Penulis memulai paper ini dari pengertian dan upaya fundamentalisme Islam melawan modernitas,  secara spesifik, demokrasi dipertentangkan dengan pemerintahan Allah, lalu sebuah tawaran moralitas internasional sebagai solusi alternatif, dan diakhiri dengan catatan serta tanggapan penutup.

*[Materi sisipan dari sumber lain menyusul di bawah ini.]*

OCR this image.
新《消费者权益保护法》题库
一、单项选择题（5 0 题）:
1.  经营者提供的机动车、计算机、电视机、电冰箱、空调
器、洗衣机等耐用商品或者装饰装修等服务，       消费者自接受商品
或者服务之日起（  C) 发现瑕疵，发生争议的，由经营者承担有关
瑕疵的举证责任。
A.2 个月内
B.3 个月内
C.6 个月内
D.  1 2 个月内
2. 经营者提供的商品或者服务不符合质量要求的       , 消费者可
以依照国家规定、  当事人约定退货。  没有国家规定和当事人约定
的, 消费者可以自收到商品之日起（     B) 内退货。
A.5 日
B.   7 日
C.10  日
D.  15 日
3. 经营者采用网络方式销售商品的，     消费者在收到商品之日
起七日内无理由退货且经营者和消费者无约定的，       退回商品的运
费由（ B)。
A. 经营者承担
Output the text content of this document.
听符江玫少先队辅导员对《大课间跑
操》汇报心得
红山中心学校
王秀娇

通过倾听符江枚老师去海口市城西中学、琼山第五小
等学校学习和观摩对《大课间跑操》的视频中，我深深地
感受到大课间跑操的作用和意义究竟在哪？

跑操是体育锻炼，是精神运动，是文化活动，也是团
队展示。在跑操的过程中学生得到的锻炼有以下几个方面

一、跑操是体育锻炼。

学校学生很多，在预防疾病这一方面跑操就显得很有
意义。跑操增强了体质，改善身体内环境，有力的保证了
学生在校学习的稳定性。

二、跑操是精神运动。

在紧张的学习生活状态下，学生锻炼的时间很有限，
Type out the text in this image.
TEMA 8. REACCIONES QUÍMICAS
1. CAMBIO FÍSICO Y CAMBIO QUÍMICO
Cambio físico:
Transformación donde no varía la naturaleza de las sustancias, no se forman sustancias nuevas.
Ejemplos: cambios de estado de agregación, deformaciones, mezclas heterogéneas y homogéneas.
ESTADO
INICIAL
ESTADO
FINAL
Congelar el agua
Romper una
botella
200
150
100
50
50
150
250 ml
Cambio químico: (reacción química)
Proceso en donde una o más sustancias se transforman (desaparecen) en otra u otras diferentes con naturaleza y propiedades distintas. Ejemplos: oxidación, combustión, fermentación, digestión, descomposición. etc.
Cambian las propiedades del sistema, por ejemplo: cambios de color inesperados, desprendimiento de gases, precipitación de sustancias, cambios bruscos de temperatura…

Kata kunci: fundamentalisme agama, fundamentalisme islam, modernitas, pemerintahan Allah
    II.            Gerakan Fundamentalisme Islam
1.      Mengenal Gerakan Fundamentalisme Agama
Istilah fundamentalisme berasal dari kata dasar fundamen dan isme, fundamen berarti asas, dasar, fondasi; isme berarti paham. Fundamentalisme diartikan sebagai paham yang cenderung untuk memperjuangkan sesuatu secara radikal. Fundamentalis diartikan penganut gerakan keagamaan yang bersifat kolot dan reaksioner yang selalu merasa perlu kembali ke ajaran agama yang asli seperti yang tersurat di dalam kitab suci [1]. Dengan demikian istilah fundamentalisme dapat didefinisikan paham yang cenderung memperjuangkan sesuatu secara radikal berdasarkan ajaran agama asli seperti tersurat dalam Kitab Suci.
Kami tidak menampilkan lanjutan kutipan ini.